Mainland Chinese travel boom is a mixed blessing for Taiwan
In the first of a two-part series, we examine how the island is cashing in on the rise in travellers from across the strait, but locals are grumbling
Ralph Jennings in Taipei
Taiwan's once-quiet travel industry is embracing a steady increase in tourist arrivals from the mainland, but faces new strains from the growing influx of visitors, who threaten to overrun the island's prized landmarks.
With 2.58 million arrivals from the mainland last year - much of that during its three week-long national holidays - businesses from tiny inns to big airlines have made space for more visitors, travel industry watchers say.

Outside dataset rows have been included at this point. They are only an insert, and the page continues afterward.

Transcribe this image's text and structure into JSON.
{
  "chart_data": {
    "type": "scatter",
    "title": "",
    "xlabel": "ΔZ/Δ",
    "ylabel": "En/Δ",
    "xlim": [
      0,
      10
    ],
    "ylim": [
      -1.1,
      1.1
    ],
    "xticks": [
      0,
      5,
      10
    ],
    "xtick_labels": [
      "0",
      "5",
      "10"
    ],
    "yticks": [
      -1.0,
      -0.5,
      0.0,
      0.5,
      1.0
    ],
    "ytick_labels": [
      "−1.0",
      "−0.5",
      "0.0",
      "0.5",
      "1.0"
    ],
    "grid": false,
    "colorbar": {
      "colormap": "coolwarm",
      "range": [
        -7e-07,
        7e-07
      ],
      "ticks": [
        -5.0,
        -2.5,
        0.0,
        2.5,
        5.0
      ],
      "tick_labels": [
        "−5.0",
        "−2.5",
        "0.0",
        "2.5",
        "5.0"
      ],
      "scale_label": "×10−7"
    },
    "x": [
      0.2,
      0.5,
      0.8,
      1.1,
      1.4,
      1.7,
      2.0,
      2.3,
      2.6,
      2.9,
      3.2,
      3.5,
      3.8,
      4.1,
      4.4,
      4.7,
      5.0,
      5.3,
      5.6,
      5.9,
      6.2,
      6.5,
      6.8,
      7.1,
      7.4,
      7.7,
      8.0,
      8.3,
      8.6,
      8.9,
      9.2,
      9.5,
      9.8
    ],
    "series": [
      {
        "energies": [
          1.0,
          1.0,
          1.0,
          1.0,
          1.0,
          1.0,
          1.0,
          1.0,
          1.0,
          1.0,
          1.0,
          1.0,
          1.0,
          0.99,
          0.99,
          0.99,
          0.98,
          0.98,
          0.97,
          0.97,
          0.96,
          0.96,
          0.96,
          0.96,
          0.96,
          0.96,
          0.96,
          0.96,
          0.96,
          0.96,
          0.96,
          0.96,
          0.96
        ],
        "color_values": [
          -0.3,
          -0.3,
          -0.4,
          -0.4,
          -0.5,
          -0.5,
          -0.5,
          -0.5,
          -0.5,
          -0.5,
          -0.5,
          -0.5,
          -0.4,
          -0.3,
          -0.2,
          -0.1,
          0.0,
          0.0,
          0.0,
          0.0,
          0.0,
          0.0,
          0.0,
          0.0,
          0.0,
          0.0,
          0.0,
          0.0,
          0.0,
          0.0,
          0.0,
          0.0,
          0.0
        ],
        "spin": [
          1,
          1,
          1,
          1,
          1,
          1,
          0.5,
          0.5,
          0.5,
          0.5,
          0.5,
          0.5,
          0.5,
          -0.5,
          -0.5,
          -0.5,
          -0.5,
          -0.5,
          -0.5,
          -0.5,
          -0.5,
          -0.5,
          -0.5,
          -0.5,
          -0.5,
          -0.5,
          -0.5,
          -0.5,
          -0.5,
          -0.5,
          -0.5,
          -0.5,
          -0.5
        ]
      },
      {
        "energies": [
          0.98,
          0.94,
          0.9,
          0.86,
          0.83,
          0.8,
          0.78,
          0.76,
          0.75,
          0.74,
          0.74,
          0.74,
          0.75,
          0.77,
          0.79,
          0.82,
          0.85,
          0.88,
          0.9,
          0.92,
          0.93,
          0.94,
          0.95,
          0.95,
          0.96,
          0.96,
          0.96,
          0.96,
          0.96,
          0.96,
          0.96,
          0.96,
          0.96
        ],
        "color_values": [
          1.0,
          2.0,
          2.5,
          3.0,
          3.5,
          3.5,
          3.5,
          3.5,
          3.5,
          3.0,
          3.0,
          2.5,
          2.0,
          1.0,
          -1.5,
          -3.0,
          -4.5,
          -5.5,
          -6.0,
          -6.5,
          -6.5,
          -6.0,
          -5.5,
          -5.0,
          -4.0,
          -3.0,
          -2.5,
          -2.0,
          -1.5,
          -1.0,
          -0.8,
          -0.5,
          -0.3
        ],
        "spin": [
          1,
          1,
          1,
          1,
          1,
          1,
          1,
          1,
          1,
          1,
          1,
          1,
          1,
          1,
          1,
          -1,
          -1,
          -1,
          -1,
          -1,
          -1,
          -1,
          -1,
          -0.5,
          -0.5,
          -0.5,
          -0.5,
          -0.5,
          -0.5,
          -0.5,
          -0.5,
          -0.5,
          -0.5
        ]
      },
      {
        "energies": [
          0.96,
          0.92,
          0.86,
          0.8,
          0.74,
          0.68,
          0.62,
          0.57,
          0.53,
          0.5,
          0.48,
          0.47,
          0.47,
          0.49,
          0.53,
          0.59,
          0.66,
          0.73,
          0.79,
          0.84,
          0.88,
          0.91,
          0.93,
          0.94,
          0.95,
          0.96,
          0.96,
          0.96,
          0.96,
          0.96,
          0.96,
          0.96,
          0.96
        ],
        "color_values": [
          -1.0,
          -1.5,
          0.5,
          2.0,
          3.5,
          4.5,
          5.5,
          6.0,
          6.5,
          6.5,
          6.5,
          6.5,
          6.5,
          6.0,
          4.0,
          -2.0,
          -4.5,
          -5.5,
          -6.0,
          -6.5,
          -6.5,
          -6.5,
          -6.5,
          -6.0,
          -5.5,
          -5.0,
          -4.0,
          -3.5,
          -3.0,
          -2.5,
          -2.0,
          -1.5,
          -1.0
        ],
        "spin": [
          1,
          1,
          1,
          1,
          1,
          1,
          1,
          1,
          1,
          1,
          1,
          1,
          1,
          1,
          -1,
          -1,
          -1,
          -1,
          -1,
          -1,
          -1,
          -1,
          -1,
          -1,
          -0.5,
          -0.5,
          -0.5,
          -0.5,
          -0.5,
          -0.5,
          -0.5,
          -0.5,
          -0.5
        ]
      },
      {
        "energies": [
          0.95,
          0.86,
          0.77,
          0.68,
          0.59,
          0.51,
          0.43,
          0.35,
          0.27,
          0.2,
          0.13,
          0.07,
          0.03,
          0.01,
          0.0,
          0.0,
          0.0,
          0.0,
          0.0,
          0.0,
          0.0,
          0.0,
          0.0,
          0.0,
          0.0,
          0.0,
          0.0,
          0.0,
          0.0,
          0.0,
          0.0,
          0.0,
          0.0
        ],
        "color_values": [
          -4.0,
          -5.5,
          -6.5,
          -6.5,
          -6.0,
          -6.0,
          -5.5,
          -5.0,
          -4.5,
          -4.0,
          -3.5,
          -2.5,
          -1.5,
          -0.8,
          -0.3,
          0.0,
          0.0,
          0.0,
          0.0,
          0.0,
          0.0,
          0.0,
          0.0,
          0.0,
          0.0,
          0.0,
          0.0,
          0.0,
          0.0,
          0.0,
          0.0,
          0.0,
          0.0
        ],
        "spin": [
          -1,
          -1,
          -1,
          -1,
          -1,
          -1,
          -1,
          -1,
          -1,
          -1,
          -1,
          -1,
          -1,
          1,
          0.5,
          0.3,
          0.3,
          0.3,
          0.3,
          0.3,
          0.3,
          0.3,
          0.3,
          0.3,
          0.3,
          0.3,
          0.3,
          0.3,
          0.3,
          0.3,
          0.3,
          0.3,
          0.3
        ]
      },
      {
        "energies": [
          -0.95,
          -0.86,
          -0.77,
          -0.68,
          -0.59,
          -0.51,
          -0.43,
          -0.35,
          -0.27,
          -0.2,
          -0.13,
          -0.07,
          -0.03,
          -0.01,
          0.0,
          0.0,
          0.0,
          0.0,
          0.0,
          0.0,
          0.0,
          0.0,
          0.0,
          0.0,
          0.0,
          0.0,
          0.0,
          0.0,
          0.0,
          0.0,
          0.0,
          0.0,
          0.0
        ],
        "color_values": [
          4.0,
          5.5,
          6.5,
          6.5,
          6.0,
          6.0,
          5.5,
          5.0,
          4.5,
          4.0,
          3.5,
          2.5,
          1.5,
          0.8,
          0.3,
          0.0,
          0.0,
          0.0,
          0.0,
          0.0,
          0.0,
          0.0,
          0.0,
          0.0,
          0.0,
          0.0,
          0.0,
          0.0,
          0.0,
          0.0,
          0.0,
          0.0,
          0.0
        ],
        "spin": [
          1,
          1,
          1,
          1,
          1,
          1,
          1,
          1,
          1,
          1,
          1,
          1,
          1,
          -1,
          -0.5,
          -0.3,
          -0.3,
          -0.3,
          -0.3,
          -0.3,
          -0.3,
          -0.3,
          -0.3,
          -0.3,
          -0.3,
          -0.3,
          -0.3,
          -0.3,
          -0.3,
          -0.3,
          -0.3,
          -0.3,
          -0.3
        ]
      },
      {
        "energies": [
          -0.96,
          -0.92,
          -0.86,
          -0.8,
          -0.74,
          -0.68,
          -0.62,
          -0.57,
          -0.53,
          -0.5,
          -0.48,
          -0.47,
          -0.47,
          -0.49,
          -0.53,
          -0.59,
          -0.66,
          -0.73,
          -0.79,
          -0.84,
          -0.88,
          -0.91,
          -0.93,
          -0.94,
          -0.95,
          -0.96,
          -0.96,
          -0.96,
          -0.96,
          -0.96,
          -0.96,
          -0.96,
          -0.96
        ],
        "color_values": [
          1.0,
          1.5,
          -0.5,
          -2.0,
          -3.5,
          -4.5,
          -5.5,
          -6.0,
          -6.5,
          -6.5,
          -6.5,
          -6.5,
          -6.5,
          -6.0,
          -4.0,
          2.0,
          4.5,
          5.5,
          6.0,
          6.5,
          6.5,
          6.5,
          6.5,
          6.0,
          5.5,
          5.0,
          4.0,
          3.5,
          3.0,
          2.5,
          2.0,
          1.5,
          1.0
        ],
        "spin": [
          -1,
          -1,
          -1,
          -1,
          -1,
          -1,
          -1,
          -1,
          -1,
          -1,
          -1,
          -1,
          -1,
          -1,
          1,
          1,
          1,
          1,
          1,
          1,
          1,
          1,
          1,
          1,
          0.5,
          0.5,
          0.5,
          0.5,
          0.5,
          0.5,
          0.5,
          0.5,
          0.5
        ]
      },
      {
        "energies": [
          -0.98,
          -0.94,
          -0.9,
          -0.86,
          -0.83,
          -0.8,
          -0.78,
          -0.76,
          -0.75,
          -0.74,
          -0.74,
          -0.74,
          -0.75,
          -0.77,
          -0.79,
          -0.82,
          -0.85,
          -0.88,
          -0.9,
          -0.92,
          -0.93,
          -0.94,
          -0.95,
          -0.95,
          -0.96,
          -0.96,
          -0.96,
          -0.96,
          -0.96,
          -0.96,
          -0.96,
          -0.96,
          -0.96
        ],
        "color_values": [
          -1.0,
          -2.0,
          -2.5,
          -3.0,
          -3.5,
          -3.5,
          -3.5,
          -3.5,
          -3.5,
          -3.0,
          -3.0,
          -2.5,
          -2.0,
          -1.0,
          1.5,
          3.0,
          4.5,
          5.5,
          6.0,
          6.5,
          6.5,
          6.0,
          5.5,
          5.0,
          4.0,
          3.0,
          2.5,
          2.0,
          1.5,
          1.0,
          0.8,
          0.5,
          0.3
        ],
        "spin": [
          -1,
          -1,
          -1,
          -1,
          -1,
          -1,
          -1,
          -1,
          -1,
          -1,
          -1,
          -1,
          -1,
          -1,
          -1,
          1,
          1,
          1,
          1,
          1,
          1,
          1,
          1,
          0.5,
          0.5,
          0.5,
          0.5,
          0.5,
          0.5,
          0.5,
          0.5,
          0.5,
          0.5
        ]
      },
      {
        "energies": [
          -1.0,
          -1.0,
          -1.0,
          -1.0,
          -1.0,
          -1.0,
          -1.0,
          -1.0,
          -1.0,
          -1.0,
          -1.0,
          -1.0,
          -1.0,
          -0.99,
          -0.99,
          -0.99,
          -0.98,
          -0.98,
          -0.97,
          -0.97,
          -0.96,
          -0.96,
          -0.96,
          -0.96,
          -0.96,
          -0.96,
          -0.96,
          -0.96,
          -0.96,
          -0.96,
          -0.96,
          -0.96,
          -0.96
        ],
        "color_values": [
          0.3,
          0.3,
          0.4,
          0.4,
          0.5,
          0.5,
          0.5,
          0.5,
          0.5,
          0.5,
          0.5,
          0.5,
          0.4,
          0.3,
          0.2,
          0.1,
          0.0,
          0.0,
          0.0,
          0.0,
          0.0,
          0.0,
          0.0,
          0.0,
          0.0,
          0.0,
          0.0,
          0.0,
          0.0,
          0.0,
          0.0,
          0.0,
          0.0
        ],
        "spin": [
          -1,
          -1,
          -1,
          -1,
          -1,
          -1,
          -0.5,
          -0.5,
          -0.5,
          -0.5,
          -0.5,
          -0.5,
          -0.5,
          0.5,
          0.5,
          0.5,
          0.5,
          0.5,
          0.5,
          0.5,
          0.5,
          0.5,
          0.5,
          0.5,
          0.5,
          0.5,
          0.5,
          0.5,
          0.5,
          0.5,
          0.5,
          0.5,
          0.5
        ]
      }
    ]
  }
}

Mainland arrivals to Taiwan are up 45 per cent from 2011. In 2008 only a trickle of cross-strait tourists was allowed.
Now, hot spots such as the National Palace Museum and the vertical mountain walls of the Taroko National Park attract so many tour groups that locals have started to complain.
The race is on to balance growth that is benefiting the travel industry against ordinary people's gripes about sometimes loud, boisterous tour groups. This month, bird flu deaths on the mainland put Taiwan on alert, and it stepped up screening of mainland arrivals at airports.
"Of course, we have the hope that the number [of tourists] can be higher," said Lin Yen-mei, a specialist with the Tourism Bureau. "The scenic spots don't complain, but individuals do."
Learning to get along with quieter, more orderly locals takes time, she said.
"In our early days, Taiwanese had no experience [of] travel abroad. For mainland tourists, it has been just four years, so this place is still very unfamiliar," Lin said.
Both sides are ethnic Chinese, but Taiwan's breakaway in the 1940s has distanced them politically and economically, leading to different expectations of public behaviour.
Taiwan opened regular group tours from the mainland in 2008 as the island's president, Ma Ying-jeou, struck deals designed to help the island's economy.
The number of mainland tourists visiting Taiwan in 2011 totalled 1.78 million, but just 191,000 were travelling independently.
Second-tier hotels in Taipei or within a day's journey of major attractions such as the Alishan scenic area and Sun Moon Lake quickly fill up with mainland tourists during holidays such as Spring Festival, and tour buses can be hard to arrange.
Independent travellers are also finding their way to Taiwan's more remote corners.
Wang Daiyue, a state shipping firm worker from Beijing, spent 15 days and 20,000 yuan (HK$24,822) cycling around Taiwan, and ran into fellow tourists who were diving or prospecting on beaches.
"It was convenient," Wang said. "I bought a bike in Taipei and ended up shipping it home."
And as independent mainland travellers have increasingly opted to stay in Taiwan's cottage-like inns, the number of guesthouses has grown - from 3,200 to 3,774 over the year ending in February, the Taiwan Rural Accommodation Association says. Inns are vying for revenue with the major hotels that the tourists are used to across the strait.
"Although guesthouses don't have a rating system, you can see the differences from price and services provided," said association general secretary Lee Ching-sung. "Some guesthouses will provide dinner and breakfast with a night's stay, and the price will reflect the facilities and services provided."
To keep numbers in check, the National Palace Museum now limits visitors to 2,800 at any given time, and in October it extended its opening hours to 9pm from 6.30pm, with free admission for Taiwanese.
The museum's admissions rose from 3.85 million in 2011 to a high of 4.36 million last year.
It is impossible to limit the number of visitors to Taroko National Park, as the main road through it is also a cross-island highway. The managers of the park, which drew 3.63 million visitors last year - 40 per cent from the mainland - ask bus tours to visit lesser-known landmarks to keep pressure off the major sites and they steer independent travellers to hiking trails, a park administration guide said.
Some tour operators that use the park play videos reminding mainland visitors to respect nature and be polite to others.
Taiwan's government still maintains limits on the number of mainland tourists it allows in, citing concerns over illegal overstaying and undercover political activity. But the limits have risen since 2008 under pressure from the travel industry.
Individual travel is capped at 1,000 visitors a day but reached a daily average of just 523 last year, because only residents of the mainland's top-tier cities can apply. Getting the 500 yuan travel permit takes about a month. But Taiwan is about to raise its group limit to 7,000 tourists a day.
"The Tourism Bureau has a policy to maintain quality, so it will control numbers, but that has led to a reaction from souvenir shops and coach operators," said Anthony Liao, an official with the Taipei Association of Travel Agents. "They want more than the max."